We have the augmented matrix
$\left[\begin{array}{cccc|c} 1&1&-1&1&1\\ a&1&1&1&b\\ 3&2&0&a&1+a \end{array}\right]\;.$
Subtracting $a$ times the first row from the second row and $3$ times the first row from the third row gives us this matrix:
$\left[\begin{array}{cccc|c} 1&1&-1&1&1\\ 0&1-a&1+a&1-a&b-a\\ 0&-1&3&a-3&a-2 \end{array}\right]\;.$
Interchange the last two rows and multiply the new middle row by $-1$:
$\left[\begin{array}{cccc|c} 1&1&-1&1&1\\ 0&1&-3&3-a&2-a\\ 0&1-a&1+a&1-a&b-a\\ \end{array}\right]\;.$
Subtract $1-a$ times the second row from the third row:
$\left[\begin{array}{cccc|c} 1&1&-1&1&1\\ 0&1&-3&3-a&2-a\\ 0&0&4-2a&-a^2+3a-2&b-a^2+2a-2\\ \end{array}\right]\;.$
If $a\ne 2$, then $4-2a\ne 0$, and we can pivot on $4-2a$ to complete the Gaussian elimination, and the system will be consistent.
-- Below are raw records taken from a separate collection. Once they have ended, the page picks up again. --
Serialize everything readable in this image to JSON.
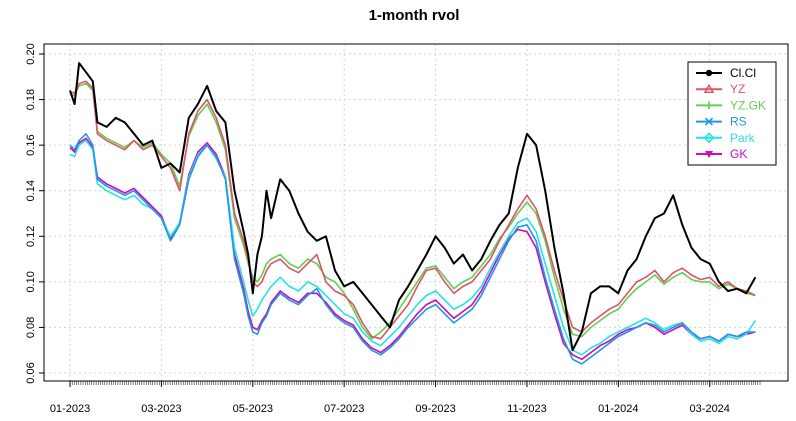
{
  "chart_data": {
    "type": "line",
    "title": "1-month rvol",
    "xlabel": "",
    "ylabel": "",
    "ylim": [
      0.06,
      0.2
    ],
    "yticks": [
      0.06,
      0.08,
      0.1,
      0.12,
      0.14,
      0.16,
      0.18,
      0.2
    ],
    "ytick_labels": [
      "0.06",
      "0.08",
      "0.10",
      "0.12",
      "0.14",
      "0.16",
      "0.18",
      "0.20"
    ],
    "xlim": [
      0,
      15.1
    ],
    "xtick_labels": [
      {
        "pos": 0,
        "label": "01-2023"
      },
      {
        "pos": 2,
        "label": "03-2023"
      },
      {
        "pos": 4,
        "label": "05-2023"
      },
      {
        "pos": 6,
        "label": "07-2023"
      },
      {
        "pos": 8,
        "label": "09-2023"
      },
      {
        "pos": 10,
        "label": "11-2023"
      },
      {
        "pos": 12,
        "label": "01-2024"
      },
      {
        "pos": 14,
        "label": "03-2024"
      }
    ],
    "grid": true,
    "legend_position": "top-right",
    "x": [
      0,
      0.1,
      0.2,
      0.35,
      0.5,
      0.6,
      0.8,
      1.0,
      1.2,
      1.4,
      1.6,
      1.8,
      2.0,
      2.2,
      2.4,
      2.6,
      2.8,
      3.0,
      3.2,
      3.4,
      3.6,
      3.8,
      3.9,
      4.0,
      4.1,
      4.2,
      4.3,
      4.4,
      4.6,
      4.8,
      5.0,
      5.2,
      5.4,
      5.6,
      5.8,
      6.0,
      6.2,
      6.4,
      6.6,
      6.8,
      7.0,
      7.2,
      7.4,
      7.6,
      7.8,
      8.0,
      8.2,
      8.4,
      8.6,
      8.8,
      9.0,
      9.2,
      9.4,
      9.6,
      9.8,
      10.0,
      10.2,
      10.4,
      10.6,
      10.8,
      11.0,
      11.2,
      11.4,
      11.6,
      11.8,
      12.0,
      12.2,
      12.4,
      12.6,
      12.8,
      13.0,
      13.2,
      13.4,
      13.6,
      13.8,
      14.0,
      14.2,
      14.4,
      14.6,
      14.8,
      15.0
    ],
    "series": [
      {
        "name": "Cl.Cl",
        "color": "#000000",
        "values": [
          0.184,
          0.178,
          0.196,
          0.192,
          0.188,
          0.17,
          0.168,
          0.172,
          0.17,
          0.165,
          0.16,
          0.162,
          0.15,
          0.152,
          0.148,
          0.172,
          0.178,
          0.186,
          0.175,
          0.17,
          0.14,
          0.122,
          0.112,
          0.095,
          0.112,
          0.12,
          0.14,
          0.128,
          0.145,
          0.14,
          0.13,
          0.122,
          0.118,
          0.12,
          0.105,
          0.098,
          0.1,
          0.095,
          0.09,
          0.085,
          0.08,
          0.092,
          0.098,
          0.105,
          0.112,
          0.12,
          0.115,
          0.108,
          0.112,
          0.105,
          0.11,
          0.118,
          0.125,
          0.13,
          0.15,
          0.165,
          0.16,
          0.14,
          0.115,
          0.095,
          0.07,
          0.078,
          0.095,
          0.098,
          0.098,
          0.095,
          0.105,
          0.11,
          0.12,
          0.128,
          0.13,
          0.138,
          0.125,
          0.115,
          0.11,
          0.108,
          0.1,
          0.096,
          0.097,
          0.095,
          0.102
        ]
      },
      {
        "name": "YZ",
        "color": "#DF536B",
        "values": [
          0.183,
          0.183,
          0.187,
          0.188,
          0.185,
          0.165,
          0.162,
          0.16,
          0.158,
          0.162,
          0.158,
          0.16,
          0.155,
          0.15,
          0.14,
          0.165,
          0.175,
          0.18,
          0.172,
          0.16,
          0.13,
          0.118,
          0.11,
          0.1,
          0.098,
          0.1,
          0.105,
          0.108,
          0.11,
          0.106,
          0.104,
          0.108,
          0.112,
          0.1,
          0.096,
          0.094,
          0.09,
          0.082,
          0.076,
          0.075,
          0.08,
          0.085,
          0.09,
          0.098,
          0.105,
          0.106,
          0.1,
          0.095,
          0.098,
          0.1,
          0.105,
          0.11,
          0.118,
          0.125,
          0.132,
          0.138,
          0.132,
          0.12,
          0.105,
          0.092,
          0.08,
          0.078,
          0.082,
          0.085,
          0.088,
          0.09,
          0.095,
          0.1,
          0.102,
          0.105,
          0.1,
          0.104,
          0.106,
          0.103,
          0.101,
          0.102,
          0.098,
          0.1,
          0.097,
          0.096,
          0.094
        ]
      },
      {
        "name": "YZ.GK",
        "color": "#61D04F",
        "values": [
          0.182,
          0.182,
          0.186,
          0.187,
          0.184,
          0.166,
          0.163,
          0.161,
          0.159,
          0.162,
          0.159,
          0.161,
          0.156,
          0.152,
          0.142,
          0.164,
          0.173,
          0.178,
          0.17,
          0.158,
          0.128,
          0.116,
          0.108,
          0.102,
          0.1,
          0.103,
          0.108,
          0.11,
          0.112,
          0.108,
          0.106,
          0.11,
          0.108,
          0.102,
          0.1,
          0.095,
          0.088,
          0.08,
          0.075,
          0.078,
          0.082,
          0.088,
          0.094,
          0.1,
          0.106,
          0.107,
          0.102,
          0.097,
          0.1,
          0.102,
          0.107,
          0.112,
          0.119,
          0.124,
          0.13,
          0.135,
          0.13,
          0.118,
          0.102,
          0.088,
          0.077,
          0.076,
          0.08,
          0.083,
          0.086,
          0.088,
          0.093,
          0.097,
          0.1,
          0.103,
          0.099,
          0.102,
          0.104,
          0.101,
          0.1,
          0.1,
          0.097,
          0.099,
          0.097,
          0.095,
          0.094
        ]
      },
      {
        "name": "RS",
        "color": "#2297E6",
        "values": [
          0.16,
          0.158,
          0.162,
          0.165,
          0.16,
          0.145,
          0.142,
          0.14,
          0.138,
          0.14,
          0.136,
          0.132,
          0.128,
          0.118,
          0.125,
          0.145,
          0.155,
          0.16,
          0.155,
          0.145,
          0.11,
          0.095,
          0.085,
          0.078,
          0.077,
          0.082,
          0.085,
          0.09,
          0.095,
          0.092,
          0.09,
          0.094,
          0.097,
          0.09,
          0.085,
          0.082,
          0.08,
          0.074,
          0.07,
          0.068,
          0.071,
          0.075,
          0.08,
          0.084,
          0.088,
          0.09,
          0.086,
          0.082,
          0.085,
          0.088,
          0.094,
          0.102,
          0.11,
          0.118,
          0.124,
          0.125,
          0.118,
          0.102,
          0.088,
          0.075,
          0.066,
          0.064,
          0.067,
          0.07,
          0.073,
          0.076,
          0.078,
          0.08,
          0.082,
          0.081,
          0.078,
          0.08,
          0.082,
          0.078,
          0.075,
          0.076,
          0.074,
          0.077,
          0.076,
          0.078,
          0.078
        ]
      },
      {
        "name": "Park",
        "color": "#28E2E5",
        "values": [
          0.156,
          0.155,
          0.16,
          0.162,
          0.158,
          0.143,
          0.14,
          0.138,
          0.136,
          0.138,
          0.134,
          0.132,
          0.128,
          0.12,
          0.126,
          0.146,
          0.156,
          0.16,
          0.154,
          0.146,
          0.115,
          0.1,
          0.092,
          0.085,
          0.088,
          0.092,
          0.095,
          0.098,
          0.102,
          0.098,
          0.096,
          0.1,
          0.098,
          0.094,
          0.09,
          0.086,
          0.084,
          0.078,
          0.074,
          0.072,
          0.076,
          0.08,
          0.085,
          0.09,
          0.094,
          0.096,
          0.092,
          0.088,
          0.09,
          0.093,
          0.098,
          0.106,
          0.113,
          0.12,
          0.126,
          0.128,
          0.122,
          0.108,
          0.094,
          0.08,
          0.07,
          0.068,
          0.071,
          0.073,
          0.076,
          0.078,
          0.08,
          0.082,
          0.084,
          0.082,
          0.079,
          0.081,
          0.082,
          0.077,
          0.074,
          0.075,
          0.073,
          0.076,
          0.075,
          0.077,
          0.083
        ]
      },
      {
        "name": "GK",
        "color": "#CD0BBC",
        "values": [
          0.159,
          0.157,
          0.161,
          0.163,
          0.159,
          0.146,
          0.143,
          0.141,
          0.139,
          0.141,
          0.137,
          0.133,
          0.129,
          0.119,
          0.126,
          0.147,
          0.157,
          0.161,
          0.156,
          0.146,
          0.112,
          0.097,
          0.087,
          0.08,
          0.079,
          0.083,
          0.086,
          0.091,
          0.096,
          0.093,
          0.091,
          0.095,
          0.095,
          0.091,
          0.086,
          0.083,
          0.081,
          0.075,
          0.071,
          0.069,
          0.072,
          0.076,
          0.081,
          0.086,
          0.09,
          0.092,
          0.088,
          0.084,
          0.087,
          0.09,
          0.096,
          0.104,
          0.112,
          0.119,
          0.123,
          0.122,
          0.115,
          0.1,
          0.086,
          0.073,
          0.068,
          0.066,
          0.069,
          0.072,
          0.074,
          0.077,
          0.079,
          0.08,
          0.082,
          0.08,
          0.077,
          0.079,
          0.081,
          0.077,
          0.075,
          0.076,
          0.074,
          0.077,
          0.076,
          0.077,
          0.078
        ]
      }
    ],
    "legend": [
      {
        "label": "Cl.Cl",
        "marker": "circle",
        "color": "#000000"
      },
      {
        "label": "YZ",
        "marker": "triangle",
        "color": "#DF536B"
      },
      {
        "label": "YZ.GK",
        "marker": "plus",
        "color": "#61D04F"
      },
      {
        "label": "RS",
        "marker": "cross",
        "color": "#2297E6"
      },
      {
        "label": "Park",
        "marker": "diamond",
        "color": "#28E2E5"
      },
      {
        "label": "GK",
        "marker": "triangle-down",
        "color": "#CD0BBC"
      }
    ]
  }
}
If $a=2$, the matrix is
$\left[\begin{array}{cccc|c} 1&1&-1&1&1\\ 0&1&-3&1&0\\ 0&0&0&0&b-2\\ \end{array}\right]\;,$
which is consistent if and only if $b=2$.
Thus, the system is consistent when $a\ne 2$, and it is consistent when $a=b=2$.